Monitoring Tells You When
Monitoring checks known metrics against thresholds: CPU over 80%, error rate over 1%, latency over 500ms. It tells you that something is wrong but not why. Observability answers why by letting you explore unknown unknowns.
Monitoring is for known failure modes: disk full, service down, queue backed up. Observability is for unknown failure modes: why is latency spiking on Tuesdays? Why does the checkout flow fail for 0.1% of users? Why does memory usage grow slowly over weeks? These questions cannot be answered by predefined metrics.
The Three Pillars
- Metrics: Aggregate measurements over time. CPU, memory, request rates. Efficient for dashboards and alerts. Pre-aggregated and optimised for time-series queries. Limitation: you must know what to measure in advance.
- Logs: Discrete events with context. Essential for debugging specific issues but expensive at scale. High-cardinality, unstructured, and comprehensive. Limitation: volume. A busy service generates terabytes of logs daily.

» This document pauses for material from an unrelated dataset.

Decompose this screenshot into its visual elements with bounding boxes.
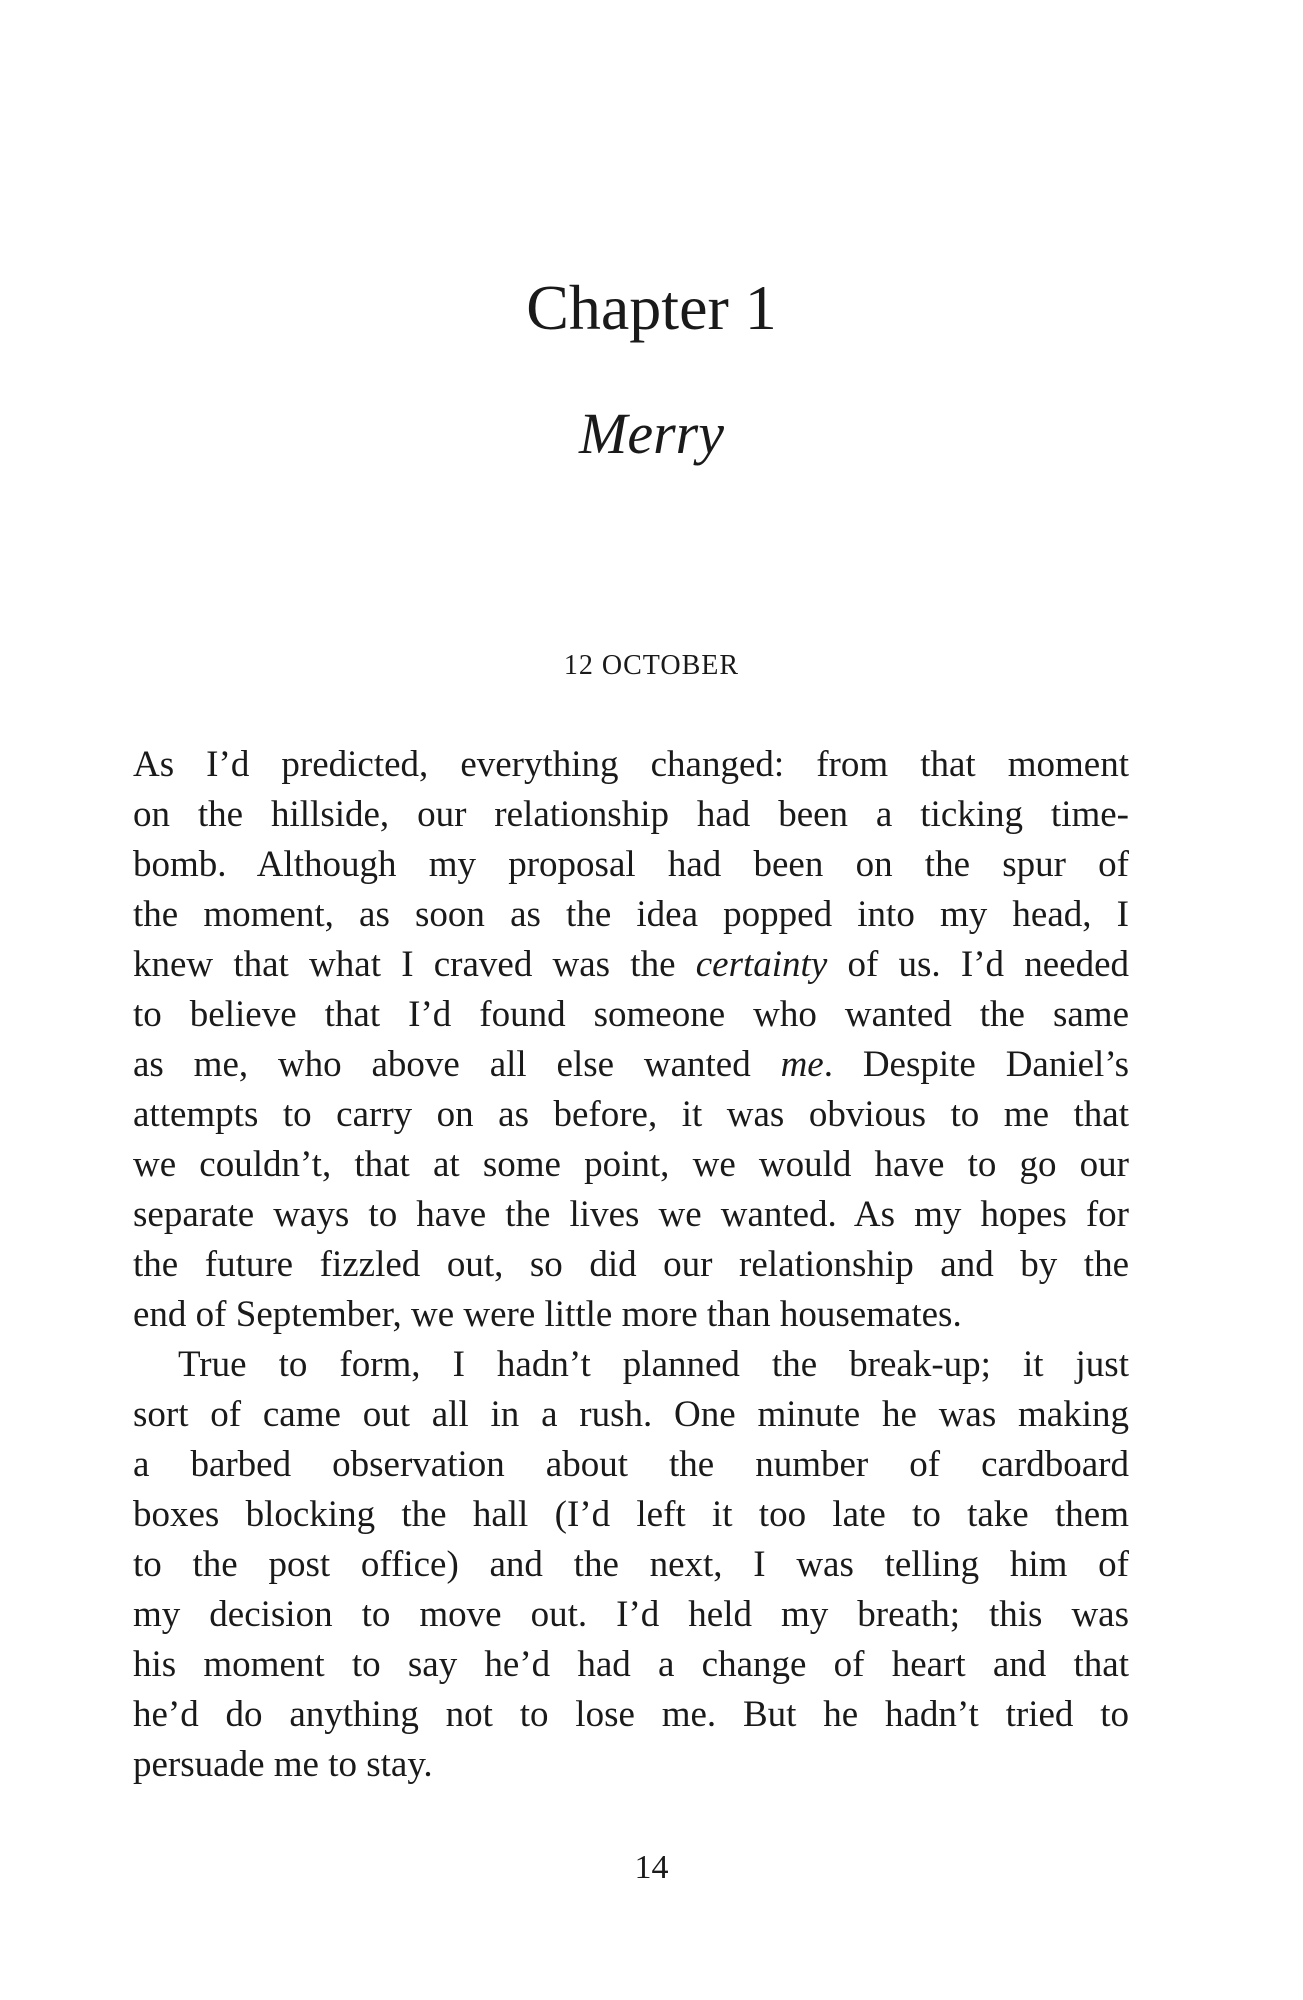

- Traces: Request paths through distributed systems. The key to understanding latency and dependencies in microservices. Limitation: implementation effort. Every service must be instrumented.
The three pillars are complementary. Metrics provide the overview. Logs provide the detail. Traces provide the context. A trace ID in a log message connects the log to the trace. A metric tagged with a service name connects the metric to the service.
Distributed Tracing Implementation
Start with OpenTelemetry. Instrument your services with auto-instrumentation libraries. Send traces to Jaeger or Tempo for storage and querying. Correlate traces with logs using trace IDs. The effort is front-loaded but the debugging capability is transformative.
Trace-to-log correlation is the final piece. Every log message should include the trace ID, span ID, and span name. When you find an error in a trace, you can search logs by trace ID to find all related log messages. This correlation reduces debugging time from hours to minutes.
Our Recommendation
Implement metrics first, logs second, traces third. Traces provide the highest value in distributed systems but require the most setup. Start tracing when you have more than three services or when debugging latency becomes painful.
Metrics are the foundation: easy to implement, cheap to store, immediate value. Logs are the next layer: structured logging and centralised collection provide essential debugging detail. Traces are the top layer: instrumentation across all services provides the distributed context that makes debugging complex systems possible.